Many more cycling genes identified in clock neurons than in heads. (A) Microarray data collected from large PDF neurons at the indicated time points are shown. GeneSpring (Agilent Technologies) analysis was applied to identify cycling transcripts: one-way ANOVA at P < 0.05, 5% false discovery rate (FDR), and fold change = at least 1.8. To analyze circadian gene expression, we looked at four time points and compared gene expression levels between three pairs: ZT0 vs. ZT12, ZT6 vs. ZT18, and ZT0 vs. ZT18. Each comparison yields a set of genes (e.g., ANOVA showed that there were 1,321 differentially expressed genes between ZT0 vs. ZT12). To identify genes overlapping between different time point comparisons, we cross-referenced the datasets. This analysis showed, for example, that there were 225 mRNAs that were identified as differentially expressed between the above time points. Also, 564 genes were only significant between ZT0 vs.
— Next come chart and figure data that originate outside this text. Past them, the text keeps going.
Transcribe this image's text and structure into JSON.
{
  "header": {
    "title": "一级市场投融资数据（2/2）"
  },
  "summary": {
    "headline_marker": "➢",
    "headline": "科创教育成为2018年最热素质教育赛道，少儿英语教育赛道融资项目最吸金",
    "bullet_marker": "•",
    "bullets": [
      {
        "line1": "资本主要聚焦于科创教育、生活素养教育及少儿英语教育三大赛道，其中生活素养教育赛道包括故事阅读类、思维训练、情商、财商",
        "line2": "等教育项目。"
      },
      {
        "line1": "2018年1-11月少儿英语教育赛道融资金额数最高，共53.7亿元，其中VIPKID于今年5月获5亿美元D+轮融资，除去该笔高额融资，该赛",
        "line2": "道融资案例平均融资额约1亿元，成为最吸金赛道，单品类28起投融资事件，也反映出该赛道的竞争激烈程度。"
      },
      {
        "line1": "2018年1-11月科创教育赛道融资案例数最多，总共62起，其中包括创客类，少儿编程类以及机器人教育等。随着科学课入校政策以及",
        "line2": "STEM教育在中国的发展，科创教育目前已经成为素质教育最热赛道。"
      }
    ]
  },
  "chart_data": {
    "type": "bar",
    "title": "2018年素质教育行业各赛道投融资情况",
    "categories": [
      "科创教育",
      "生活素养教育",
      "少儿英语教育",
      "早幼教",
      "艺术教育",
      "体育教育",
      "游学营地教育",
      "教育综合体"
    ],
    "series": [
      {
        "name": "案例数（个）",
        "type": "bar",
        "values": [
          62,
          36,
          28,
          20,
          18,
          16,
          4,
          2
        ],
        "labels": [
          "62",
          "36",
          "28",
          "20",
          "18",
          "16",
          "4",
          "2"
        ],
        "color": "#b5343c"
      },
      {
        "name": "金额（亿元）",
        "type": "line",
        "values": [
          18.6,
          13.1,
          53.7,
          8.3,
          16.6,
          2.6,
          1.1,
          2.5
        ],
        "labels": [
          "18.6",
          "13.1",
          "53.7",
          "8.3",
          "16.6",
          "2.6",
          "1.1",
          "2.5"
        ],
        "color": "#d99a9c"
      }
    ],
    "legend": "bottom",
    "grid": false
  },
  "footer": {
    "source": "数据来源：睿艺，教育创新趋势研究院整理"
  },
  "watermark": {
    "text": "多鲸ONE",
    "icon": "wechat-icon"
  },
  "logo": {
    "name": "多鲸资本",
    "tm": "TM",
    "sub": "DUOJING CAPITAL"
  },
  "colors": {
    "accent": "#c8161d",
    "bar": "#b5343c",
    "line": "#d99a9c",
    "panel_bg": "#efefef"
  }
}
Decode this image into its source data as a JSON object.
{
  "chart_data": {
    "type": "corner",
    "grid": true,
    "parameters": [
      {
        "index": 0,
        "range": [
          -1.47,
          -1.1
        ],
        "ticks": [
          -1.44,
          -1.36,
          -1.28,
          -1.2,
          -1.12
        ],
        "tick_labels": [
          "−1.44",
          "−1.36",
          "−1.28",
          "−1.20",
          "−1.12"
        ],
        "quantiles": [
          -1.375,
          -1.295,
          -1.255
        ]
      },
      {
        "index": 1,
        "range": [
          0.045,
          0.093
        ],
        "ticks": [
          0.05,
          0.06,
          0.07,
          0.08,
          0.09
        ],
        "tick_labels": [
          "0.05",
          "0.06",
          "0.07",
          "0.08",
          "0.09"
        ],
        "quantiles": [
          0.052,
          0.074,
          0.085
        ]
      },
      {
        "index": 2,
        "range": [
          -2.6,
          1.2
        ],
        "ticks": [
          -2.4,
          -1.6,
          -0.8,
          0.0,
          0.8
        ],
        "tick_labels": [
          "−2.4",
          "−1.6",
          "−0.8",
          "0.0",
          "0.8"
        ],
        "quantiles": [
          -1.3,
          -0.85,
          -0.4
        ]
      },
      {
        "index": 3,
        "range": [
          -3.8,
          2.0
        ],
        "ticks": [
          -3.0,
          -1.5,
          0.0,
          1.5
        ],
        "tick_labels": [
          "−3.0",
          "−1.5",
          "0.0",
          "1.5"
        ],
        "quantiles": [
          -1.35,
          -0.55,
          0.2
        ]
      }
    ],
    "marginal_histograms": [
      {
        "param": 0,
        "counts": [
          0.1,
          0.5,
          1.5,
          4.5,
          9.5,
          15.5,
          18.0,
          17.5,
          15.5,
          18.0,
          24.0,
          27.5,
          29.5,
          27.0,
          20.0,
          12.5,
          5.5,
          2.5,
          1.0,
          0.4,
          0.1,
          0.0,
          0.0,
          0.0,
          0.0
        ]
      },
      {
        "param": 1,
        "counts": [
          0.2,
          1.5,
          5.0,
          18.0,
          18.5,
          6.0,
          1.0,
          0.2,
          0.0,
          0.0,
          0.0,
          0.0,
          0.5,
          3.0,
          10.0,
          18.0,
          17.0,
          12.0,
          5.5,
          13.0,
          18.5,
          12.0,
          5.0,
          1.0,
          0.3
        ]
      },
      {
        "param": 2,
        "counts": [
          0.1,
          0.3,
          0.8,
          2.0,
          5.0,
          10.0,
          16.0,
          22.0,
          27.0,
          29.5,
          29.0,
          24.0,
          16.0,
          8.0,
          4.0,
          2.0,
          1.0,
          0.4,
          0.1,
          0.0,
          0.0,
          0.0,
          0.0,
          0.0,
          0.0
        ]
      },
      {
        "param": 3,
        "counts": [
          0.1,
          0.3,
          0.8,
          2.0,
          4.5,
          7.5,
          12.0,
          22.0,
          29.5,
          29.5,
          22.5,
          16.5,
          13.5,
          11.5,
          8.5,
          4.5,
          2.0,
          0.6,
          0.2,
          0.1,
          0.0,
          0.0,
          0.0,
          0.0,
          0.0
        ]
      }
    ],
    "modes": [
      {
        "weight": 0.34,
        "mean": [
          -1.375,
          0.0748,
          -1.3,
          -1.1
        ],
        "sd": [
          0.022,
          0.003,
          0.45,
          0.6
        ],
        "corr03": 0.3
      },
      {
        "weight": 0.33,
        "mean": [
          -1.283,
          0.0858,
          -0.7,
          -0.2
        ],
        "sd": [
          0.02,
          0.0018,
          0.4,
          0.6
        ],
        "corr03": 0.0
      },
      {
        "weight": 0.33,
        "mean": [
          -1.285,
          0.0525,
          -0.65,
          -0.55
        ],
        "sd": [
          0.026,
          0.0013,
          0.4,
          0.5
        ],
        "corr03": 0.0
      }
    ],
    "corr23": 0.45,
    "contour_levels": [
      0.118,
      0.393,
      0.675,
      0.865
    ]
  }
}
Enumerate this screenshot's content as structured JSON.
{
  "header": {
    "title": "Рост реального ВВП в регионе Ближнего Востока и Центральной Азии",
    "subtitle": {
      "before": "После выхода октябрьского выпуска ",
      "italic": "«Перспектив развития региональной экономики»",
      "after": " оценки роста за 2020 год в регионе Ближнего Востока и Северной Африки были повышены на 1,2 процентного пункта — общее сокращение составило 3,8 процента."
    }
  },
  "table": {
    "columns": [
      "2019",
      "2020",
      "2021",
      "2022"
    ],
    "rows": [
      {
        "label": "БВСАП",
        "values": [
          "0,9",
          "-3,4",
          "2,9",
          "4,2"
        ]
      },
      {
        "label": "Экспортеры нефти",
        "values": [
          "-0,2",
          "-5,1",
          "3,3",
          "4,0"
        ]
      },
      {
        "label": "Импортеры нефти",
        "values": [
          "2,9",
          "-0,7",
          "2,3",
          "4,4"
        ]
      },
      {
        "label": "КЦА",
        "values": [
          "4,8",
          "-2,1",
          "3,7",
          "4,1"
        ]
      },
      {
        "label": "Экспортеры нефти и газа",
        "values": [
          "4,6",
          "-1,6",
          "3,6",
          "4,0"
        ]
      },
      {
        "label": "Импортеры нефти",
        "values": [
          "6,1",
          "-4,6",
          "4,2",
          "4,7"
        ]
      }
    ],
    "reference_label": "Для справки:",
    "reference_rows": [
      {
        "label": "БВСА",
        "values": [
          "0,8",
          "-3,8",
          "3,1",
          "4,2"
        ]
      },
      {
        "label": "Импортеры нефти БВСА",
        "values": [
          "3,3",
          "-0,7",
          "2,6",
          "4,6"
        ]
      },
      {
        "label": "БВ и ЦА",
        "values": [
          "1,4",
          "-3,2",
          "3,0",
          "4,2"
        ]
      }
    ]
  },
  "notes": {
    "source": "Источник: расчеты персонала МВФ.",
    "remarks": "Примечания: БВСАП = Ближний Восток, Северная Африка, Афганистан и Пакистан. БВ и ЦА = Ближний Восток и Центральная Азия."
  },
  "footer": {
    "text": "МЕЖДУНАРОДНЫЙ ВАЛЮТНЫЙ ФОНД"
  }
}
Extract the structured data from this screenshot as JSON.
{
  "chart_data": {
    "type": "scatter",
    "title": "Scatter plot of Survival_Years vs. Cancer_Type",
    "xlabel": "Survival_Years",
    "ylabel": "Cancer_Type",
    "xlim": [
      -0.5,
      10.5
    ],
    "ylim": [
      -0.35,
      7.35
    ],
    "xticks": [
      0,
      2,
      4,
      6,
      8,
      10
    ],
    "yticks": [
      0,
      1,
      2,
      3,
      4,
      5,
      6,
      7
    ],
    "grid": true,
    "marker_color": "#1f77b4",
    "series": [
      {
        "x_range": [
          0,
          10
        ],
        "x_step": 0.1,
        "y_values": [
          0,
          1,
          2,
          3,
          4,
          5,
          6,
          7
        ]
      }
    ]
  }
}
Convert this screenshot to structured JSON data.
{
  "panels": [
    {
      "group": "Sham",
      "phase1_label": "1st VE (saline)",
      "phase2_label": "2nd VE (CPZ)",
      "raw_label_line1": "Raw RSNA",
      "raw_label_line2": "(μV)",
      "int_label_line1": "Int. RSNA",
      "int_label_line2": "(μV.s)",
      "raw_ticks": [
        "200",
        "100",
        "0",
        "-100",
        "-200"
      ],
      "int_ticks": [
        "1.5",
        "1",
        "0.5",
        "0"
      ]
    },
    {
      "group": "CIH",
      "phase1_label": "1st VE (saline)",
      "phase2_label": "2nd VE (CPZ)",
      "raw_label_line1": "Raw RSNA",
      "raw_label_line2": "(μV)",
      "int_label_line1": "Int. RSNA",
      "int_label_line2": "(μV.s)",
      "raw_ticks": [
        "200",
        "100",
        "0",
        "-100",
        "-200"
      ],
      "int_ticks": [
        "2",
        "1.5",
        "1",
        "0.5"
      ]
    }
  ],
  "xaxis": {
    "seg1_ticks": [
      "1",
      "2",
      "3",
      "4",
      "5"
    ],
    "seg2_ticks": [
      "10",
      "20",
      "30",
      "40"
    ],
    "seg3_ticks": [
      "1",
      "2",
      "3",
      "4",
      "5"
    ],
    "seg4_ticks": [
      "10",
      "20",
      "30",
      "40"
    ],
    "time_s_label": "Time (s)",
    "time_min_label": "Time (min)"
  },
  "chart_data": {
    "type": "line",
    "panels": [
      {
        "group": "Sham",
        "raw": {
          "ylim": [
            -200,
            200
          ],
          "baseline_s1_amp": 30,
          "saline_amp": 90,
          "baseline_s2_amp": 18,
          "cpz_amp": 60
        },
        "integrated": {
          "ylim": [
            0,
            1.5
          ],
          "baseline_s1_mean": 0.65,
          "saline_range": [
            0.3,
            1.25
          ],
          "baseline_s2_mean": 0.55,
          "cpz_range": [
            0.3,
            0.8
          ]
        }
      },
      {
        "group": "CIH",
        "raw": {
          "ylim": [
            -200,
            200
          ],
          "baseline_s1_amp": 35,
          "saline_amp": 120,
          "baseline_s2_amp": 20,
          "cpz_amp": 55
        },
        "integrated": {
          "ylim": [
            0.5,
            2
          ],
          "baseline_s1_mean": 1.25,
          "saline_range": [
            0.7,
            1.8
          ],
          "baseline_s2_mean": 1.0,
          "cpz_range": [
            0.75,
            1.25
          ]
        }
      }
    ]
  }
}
ZT12. (B) Data analysis on head mRNA at two time points revealed many fewer cycling genes than the same comparison on clock neuron mRNA (two time points examined: ZT0 and ZT12). After normalization, microarray data were analyzed to determine the number of genes differentially expressed in heads and PDF neurons (GeneSpring; one-way ANOVA at P < 0.05, 5% FDR, and FC = at least 1.8). The bars represent the number of differentially expressed genes between ZT0 and ZT12 in heads and cells. There are about 13 times more differentially expressed mRNAs in PDF neurons than in heads: CG4726 (C), Pka-R1 (D), Pka-R2 (E), and Ir (F). (C–F) Examples of genes cycling only in the clock neurons.